When they finished, they took a break. We slipped inside to see what happened next. The saw noise was deafening so when a guy yelled at us we only saw lips moving. We exited at the nearest door and were now inside the store by the meat department and a water fountain. We strategically hit an assortment of free sample tables and satisfied our hunger.
Eddie suggested we play hide-and-seek. The game had never been this much fun. After a while, we decided on one more round. Then, we’d go back to the creek and woods.
I found the perfect spot. It was the cereal section. I moved enough boxes to slide my body behind an outer wall of cereal. Then, I pulled one box over to hide my face. I was so proud of my creativity. I knew nobody would ever find me.
About the time I was cramping up and dozing off, I thought about ditching my spot to see what everyone else was doing. That’s when I heard someone closing in. They were onto me. They must have been. Box after box was being moved to see what was behind it, I presumed. My anxiety from the anticipation of being found was off the charts high.
That last box I placed in front of my face moved. I looked out and saw the slacks of a lady. She was holding the box between us. It looked like she was reading the back of it because staring at me was Count Chocola. I held my breath and remained motionless. I don’t know when she sensed me, but when she did, she dropped the Count and screamed so damn loud, I felt like bursting from my hideout and sprinting for the exit. But my body would not move.
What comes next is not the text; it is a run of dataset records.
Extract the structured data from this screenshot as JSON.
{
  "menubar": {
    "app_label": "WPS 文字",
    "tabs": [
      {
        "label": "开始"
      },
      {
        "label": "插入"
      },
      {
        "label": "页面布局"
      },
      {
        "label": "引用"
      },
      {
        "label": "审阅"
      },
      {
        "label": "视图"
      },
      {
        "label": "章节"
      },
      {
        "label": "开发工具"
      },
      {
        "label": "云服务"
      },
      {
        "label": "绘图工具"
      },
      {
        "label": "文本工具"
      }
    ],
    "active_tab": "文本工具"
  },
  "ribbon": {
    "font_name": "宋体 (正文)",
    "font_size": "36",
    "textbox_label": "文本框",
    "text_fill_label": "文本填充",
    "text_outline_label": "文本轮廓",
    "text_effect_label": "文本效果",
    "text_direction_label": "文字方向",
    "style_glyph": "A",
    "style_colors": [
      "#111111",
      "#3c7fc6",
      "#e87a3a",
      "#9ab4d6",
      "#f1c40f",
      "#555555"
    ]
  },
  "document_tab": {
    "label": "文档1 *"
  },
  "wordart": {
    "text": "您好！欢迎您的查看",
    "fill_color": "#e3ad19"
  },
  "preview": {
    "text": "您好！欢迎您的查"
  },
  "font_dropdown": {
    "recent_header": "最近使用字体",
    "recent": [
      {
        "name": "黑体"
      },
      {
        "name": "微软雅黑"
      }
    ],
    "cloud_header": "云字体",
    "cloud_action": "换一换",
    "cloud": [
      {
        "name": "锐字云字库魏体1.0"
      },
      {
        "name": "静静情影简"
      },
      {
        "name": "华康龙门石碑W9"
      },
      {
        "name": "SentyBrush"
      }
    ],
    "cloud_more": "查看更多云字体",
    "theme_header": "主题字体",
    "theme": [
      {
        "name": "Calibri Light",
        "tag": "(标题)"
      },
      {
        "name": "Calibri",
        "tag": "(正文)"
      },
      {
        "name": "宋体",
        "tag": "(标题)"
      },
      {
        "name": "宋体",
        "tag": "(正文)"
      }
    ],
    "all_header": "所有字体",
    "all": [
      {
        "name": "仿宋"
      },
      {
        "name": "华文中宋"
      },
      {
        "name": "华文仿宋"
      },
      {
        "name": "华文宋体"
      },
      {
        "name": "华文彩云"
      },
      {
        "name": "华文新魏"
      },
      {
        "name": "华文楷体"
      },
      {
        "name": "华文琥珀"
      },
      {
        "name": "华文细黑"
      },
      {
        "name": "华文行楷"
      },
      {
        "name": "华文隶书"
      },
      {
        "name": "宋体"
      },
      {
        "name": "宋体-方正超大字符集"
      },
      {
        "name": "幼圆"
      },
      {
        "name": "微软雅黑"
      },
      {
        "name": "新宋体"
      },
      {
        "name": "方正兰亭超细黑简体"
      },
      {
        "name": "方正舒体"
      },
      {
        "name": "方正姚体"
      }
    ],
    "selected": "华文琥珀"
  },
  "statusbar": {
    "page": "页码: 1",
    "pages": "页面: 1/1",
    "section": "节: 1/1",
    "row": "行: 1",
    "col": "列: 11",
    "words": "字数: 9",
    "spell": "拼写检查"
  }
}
In the manager’s office, I got a good scolding, but before he finished, someone came in and alerted him of more boys creating mischief.
He pointed at me and said, “Don’t you move!”
He disappeared, and so did I.
Cautiously, I walked out of the office, looked around, turned the corner and strolled right out the front doors. Once I was in the parking lot, I sprinted around the far corner of the building into an open field heading for the woods. I kicked into overdrive when my friends flew around the opposite corner of the building and into the field. Three men were in hot pursuit. We made a “V” toward each other and the creek.
We ran right up to the edge of the creek and jumped. We knew we couldn’t clear it and that wasn’t what we had in mind. We splatted into the far bank, righted ourselves and splashed down the middle of the creek in the direction of the American Legion. The men weren’t far behind. They drew closer quickly, running along the upper edge of the creek peering down when their view wasn’t obstructed.
We stopped when they stopped.
Everyone took notice of the gunfire.
One of the men made a motion with his finger for us to come his way thinking we were at a dead end so-to-speak.
My friends and I looked at each other, smiled and then bolted toward the gunfire …and to “safety.”